黄色い小口が可愛いなと思って手に取ったのだけど、これが結構おもしろかったので当たりを引いた気分になった。

 

 

 


フォルゲート・ストリート一番地―そこにはミニマリストで完璧主義者の建築家エドワードが手がけた家がある。最先端テクノロジーによって制御された立方体の建物。簡潔さが追求された室内。エドワードの厳しい審査をパスした者だけがここに入居を許される。だがこの家に住む女性たちには、なぜか次々と災厄が訪れるのだった―。この建築家は一体何者なのか?この家に隠された秘密とは?交錯する語りから驚愕の真実が明かされていく―映画化決定の新時代サスペンス。ニューヨーク・タイムズ・ベストセラー

 

物語は、とある家の現在の住人(ジェーン)と、過去の住人(エマ)の視点が交互に繰り返されながら進む。

この「繰り返されながら」というのがミソで、バックグラウンドの異なる2人の女性の生活パターンが反復しながら徐々に1つに収束されていく薄気味悪さ、湧き上がる違和感と危機感からページを捲る手が止まらない。

特に終盤、視点の切り替えがどんどん速くなり、ある場面を最後に過去の住人であるエマの視点がぷっつりと途切れるところは最高にエキサイティング。

 

 

 

舞台となる家の無機質さは、AIに管理される未来への皮肉のように感じたけど、これがまた不気味さを深めてくれておもしろかった。

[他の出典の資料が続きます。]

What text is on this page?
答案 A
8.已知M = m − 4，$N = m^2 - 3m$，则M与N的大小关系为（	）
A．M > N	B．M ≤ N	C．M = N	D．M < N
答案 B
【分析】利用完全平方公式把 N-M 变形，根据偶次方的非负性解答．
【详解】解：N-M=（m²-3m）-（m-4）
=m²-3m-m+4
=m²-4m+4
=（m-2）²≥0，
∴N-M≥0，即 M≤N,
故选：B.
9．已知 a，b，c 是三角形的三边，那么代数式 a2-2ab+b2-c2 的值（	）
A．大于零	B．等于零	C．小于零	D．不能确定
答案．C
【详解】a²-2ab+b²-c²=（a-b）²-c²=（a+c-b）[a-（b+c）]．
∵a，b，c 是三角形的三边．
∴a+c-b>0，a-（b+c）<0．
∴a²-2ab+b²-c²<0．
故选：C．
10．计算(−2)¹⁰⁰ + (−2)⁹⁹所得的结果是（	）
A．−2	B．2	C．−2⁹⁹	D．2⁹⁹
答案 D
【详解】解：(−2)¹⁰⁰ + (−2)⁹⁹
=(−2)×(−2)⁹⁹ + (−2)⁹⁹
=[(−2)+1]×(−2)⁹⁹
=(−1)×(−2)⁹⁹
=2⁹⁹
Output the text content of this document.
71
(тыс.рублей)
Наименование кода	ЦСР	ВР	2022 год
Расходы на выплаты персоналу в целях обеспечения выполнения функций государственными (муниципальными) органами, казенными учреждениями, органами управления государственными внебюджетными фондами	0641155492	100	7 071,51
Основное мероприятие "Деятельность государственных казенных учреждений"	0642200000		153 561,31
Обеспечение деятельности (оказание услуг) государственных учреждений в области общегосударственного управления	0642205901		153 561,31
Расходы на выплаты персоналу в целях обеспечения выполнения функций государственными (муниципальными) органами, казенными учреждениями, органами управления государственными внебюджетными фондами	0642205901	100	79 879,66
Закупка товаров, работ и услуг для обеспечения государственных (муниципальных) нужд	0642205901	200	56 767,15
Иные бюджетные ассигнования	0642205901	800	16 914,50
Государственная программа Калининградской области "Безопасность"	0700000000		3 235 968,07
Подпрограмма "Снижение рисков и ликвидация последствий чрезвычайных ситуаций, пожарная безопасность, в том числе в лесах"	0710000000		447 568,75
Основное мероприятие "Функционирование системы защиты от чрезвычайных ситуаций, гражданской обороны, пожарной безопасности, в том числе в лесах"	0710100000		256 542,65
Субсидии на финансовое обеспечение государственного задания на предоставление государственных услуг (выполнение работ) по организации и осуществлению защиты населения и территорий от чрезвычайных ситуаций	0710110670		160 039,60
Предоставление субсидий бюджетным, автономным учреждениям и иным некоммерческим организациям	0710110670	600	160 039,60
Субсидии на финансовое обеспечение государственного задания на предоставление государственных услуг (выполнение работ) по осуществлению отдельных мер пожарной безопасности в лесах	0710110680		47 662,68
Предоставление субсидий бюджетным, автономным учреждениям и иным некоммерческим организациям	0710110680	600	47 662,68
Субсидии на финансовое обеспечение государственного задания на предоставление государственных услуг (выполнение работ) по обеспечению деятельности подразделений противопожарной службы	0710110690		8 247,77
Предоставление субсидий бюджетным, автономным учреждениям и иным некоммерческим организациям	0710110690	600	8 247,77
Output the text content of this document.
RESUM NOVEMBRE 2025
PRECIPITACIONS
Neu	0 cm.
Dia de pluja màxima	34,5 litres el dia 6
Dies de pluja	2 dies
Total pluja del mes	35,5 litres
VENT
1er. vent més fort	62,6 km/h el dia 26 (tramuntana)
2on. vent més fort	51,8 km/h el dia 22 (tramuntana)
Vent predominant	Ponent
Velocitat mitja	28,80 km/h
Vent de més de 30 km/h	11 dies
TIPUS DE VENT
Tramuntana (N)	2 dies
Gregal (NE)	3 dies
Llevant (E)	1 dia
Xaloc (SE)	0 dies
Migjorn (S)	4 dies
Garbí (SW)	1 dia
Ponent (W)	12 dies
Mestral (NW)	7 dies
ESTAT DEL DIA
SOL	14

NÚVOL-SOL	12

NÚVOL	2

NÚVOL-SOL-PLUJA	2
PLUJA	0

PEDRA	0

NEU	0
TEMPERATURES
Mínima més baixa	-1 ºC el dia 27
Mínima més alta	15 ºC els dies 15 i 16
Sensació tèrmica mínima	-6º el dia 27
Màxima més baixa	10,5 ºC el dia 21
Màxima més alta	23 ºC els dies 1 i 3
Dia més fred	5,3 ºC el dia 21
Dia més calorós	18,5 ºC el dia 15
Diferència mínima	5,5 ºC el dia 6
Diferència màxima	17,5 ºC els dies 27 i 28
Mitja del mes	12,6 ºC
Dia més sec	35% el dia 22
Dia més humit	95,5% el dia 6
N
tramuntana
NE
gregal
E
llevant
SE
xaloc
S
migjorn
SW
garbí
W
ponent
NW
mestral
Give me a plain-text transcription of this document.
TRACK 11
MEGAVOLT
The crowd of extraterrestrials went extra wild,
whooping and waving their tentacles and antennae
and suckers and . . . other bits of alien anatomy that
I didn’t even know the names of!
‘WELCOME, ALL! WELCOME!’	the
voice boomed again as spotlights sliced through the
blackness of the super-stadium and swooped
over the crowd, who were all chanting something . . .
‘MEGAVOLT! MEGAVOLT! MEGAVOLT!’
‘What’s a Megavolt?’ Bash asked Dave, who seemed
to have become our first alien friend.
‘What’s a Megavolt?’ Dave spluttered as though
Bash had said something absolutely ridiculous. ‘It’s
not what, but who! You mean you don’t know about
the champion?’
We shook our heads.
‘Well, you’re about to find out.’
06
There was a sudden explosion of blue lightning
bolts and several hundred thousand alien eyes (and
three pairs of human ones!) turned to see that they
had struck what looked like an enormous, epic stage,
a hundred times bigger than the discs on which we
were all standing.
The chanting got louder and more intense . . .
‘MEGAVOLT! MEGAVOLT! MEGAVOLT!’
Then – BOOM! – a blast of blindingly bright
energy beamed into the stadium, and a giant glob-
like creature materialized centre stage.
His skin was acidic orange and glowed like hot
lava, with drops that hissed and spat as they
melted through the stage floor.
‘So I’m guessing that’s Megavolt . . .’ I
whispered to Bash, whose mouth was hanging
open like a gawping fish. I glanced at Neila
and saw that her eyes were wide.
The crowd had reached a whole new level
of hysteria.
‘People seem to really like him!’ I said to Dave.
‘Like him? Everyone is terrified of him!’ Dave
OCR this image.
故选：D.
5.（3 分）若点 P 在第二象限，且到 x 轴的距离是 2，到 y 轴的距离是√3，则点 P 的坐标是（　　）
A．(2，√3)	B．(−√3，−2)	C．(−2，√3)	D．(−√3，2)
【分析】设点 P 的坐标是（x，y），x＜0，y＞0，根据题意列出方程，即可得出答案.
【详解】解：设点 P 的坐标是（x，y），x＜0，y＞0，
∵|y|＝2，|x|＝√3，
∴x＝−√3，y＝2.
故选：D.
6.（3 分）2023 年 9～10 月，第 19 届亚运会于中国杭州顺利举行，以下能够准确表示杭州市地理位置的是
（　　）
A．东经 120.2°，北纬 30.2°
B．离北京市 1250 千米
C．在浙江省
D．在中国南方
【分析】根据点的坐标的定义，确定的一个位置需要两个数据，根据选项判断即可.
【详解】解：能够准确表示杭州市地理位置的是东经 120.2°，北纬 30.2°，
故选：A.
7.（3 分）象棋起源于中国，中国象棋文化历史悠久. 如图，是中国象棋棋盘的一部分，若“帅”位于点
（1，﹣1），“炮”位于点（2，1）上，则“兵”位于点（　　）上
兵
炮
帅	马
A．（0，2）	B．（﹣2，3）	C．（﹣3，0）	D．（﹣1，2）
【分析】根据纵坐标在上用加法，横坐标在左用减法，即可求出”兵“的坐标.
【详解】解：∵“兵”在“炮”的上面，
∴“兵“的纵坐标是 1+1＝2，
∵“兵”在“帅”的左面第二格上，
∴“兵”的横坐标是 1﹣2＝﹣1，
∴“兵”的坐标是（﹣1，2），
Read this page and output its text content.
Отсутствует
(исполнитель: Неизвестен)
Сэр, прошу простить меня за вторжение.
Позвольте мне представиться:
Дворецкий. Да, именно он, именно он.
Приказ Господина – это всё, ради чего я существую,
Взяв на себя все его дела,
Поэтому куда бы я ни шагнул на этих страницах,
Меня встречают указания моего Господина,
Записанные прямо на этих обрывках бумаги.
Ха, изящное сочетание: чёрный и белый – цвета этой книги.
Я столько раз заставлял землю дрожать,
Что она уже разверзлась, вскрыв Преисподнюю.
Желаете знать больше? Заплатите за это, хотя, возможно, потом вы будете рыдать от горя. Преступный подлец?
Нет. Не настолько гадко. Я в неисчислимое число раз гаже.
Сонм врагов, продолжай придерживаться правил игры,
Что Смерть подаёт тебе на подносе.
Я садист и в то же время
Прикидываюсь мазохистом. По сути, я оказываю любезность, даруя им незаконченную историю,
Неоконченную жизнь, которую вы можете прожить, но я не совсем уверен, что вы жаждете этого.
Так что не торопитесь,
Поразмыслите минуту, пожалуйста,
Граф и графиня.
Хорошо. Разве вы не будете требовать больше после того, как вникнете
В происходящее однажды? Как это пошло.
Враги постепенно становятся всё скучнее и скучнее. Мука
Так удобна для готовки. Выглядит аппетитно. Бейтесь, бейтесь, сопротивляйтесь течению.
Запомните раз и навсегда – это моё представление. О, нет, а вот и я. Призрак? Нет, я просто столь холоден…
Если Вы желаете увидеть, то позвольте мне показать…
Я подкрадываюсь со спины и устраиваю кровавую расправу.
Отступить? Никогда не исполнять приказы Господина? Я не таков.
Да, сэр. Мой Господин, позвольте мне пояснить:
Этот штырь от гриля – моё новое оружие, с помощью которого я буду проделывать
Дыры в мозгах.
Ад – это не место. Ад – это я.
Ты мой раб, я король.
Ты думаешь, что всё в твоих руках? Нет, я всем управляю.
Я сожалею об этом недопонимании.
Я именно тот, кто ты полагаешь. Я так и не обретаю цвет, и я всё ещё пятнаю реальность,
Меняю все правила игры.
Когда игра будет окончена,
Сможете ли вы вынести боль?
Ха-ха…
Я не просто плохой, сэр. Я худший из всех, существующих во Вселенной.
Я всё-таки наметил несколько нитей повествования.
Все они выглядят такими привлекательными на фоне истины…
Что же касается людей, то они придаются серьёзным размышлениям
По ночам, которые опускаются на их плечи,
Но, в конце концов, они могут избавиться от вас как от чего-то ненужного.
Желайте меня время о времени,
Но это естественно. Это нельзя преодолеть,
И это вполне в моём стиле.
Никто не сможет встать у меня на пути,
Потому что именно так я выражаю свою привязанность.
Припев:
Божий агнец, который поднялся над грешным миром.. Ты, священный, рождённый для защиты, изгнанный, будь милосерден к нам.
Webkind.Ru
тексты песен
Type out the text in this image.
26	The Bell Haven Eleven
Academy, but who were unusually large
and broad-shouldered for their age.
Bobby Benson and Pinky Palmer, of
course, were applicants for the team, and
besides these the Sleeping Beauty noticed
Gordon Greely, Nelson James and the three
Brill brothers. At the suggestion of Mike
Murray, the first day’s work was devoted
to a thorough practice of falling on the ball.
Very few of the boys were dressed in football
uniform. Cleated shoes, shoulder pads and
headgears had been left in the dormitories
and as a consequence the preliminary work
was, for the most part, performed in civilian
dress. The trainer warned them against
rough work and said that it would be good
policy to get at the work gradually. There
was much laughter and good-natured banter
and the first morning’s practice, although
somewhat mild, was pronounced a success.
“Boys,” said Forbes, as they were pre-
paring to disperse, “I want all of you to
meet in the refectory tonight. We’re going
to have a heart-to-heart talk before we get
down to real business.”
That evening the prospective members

最新テクノロジーによる管理ってすごく良いもののように思えるけど、対象の把握→管理ときたら次はコントロールだもんなあ。これだけで十分ホラー作品になりそう。

 

 

 

さらなる反復をほのめかすようなエンディングも含めてサスペンスの王道パターンだなとは思ったけれど、「ミニマリスト」や「AI」と言った現代的な要素が取り入れられていてわたしはとても好きな小説だった。

家がどんな風に映像化されるのかがすごく気になるので、映画が公開されたらぜひ観に行きたいな〜。